CCBA works closely with local businesses and residents to coordinate community programs in Chinatown and promote Chinese culture. The organization also provides social services, like youth programs and English classes, to its members. CCBA is an excellent way to meet other students and build relationships that will last well beyond your time at Purdue University. This is especially true for international students, who are looking to make new connections and develop a global perspective.


The China Association was a mercantile body which represented British businessmen with trade interests in China, Hong Kong and Japan. Its membership was drawn from a variety of backgrounds but all shared a common bond of a love of China and an interest in its culture.

The main work of the Association was correspondence with the Foreign Office concerning commercial grievances in China. It also provided quarterly political summaries for members, translations of the Chinese press and maintained regular contact with the Embassy in promoting British trade.

The papers of the China Association are held at SOAS. The digitised materials are available to view via this portal. In the years following World War II, when Communist advance across China saw many British firms leave the country, the Association alerted the British Government to the difficult circumstances under which their assets and concerns were operating in China and worked to ensure that official action was taken to meet demands for compensation.

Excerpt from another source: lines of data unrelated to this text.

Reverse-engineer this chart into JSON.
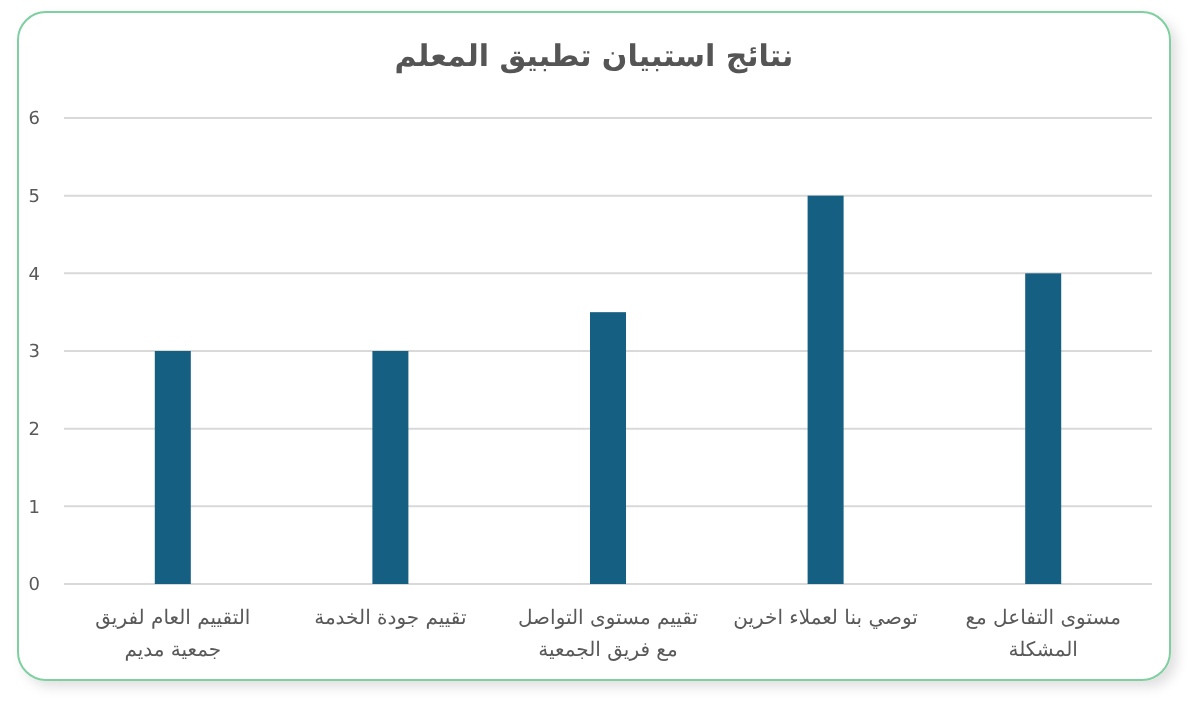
{
  "chart_data": {
    "type": "bar",
    "title": "نتائج استبيان تطبيق المعلم",
    "categories": [
      "التقييم العام لفريق جمعية مديم",
      "تقييم جودة الخدمة",
      "تقييم مستوى التواصل مع فريق الجمعية",
      "توصي بنا لعملاء اخرين",
      "مستوى التفاعل مع المشكلة"
    ],
    "values": [
      3,
      3,
      3.5,
      5,
      4
    ],
    "color": "#155f82",
    "ylim": [
      0,
      6
    ],
    "yticks": [
      0,
      1,
      2,
      3,
      4,
      5,
      6
    ],
    "grid": "y"
  }
}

The Chinese Association has worked to serve the local community by organizing support for victims of anti-Chinese racial violence, lobbying government offices for employment forms and office support in Chinese, helping laid-off electronics and rubber stamp manufacturers win severance pay and better job training, encouraging voter participation among Chinatown residents, and preserving and celebrating Chinatown’s history. It also advocates for greater representation in electoral politics and helps immigrants find jobs.

CSA members benefit from networking and growth opportunities. Students who join CSA develop strong resumes and often end up working for a company they helped to build. They also meet many friends, often lasting long after graduation, with diverse nationalities and backgrounds and gain a deeper understanding of the Chinese culture.

CSA hosts several events for both international and domestic students to learn about the Chinese culture. Its most popular events include Interview Workshop, Life in Big Four, Western Dating, and Networking. These activities are a great way to connect and have fun with fellow Chinese students, as well as other students in different majors at Pace.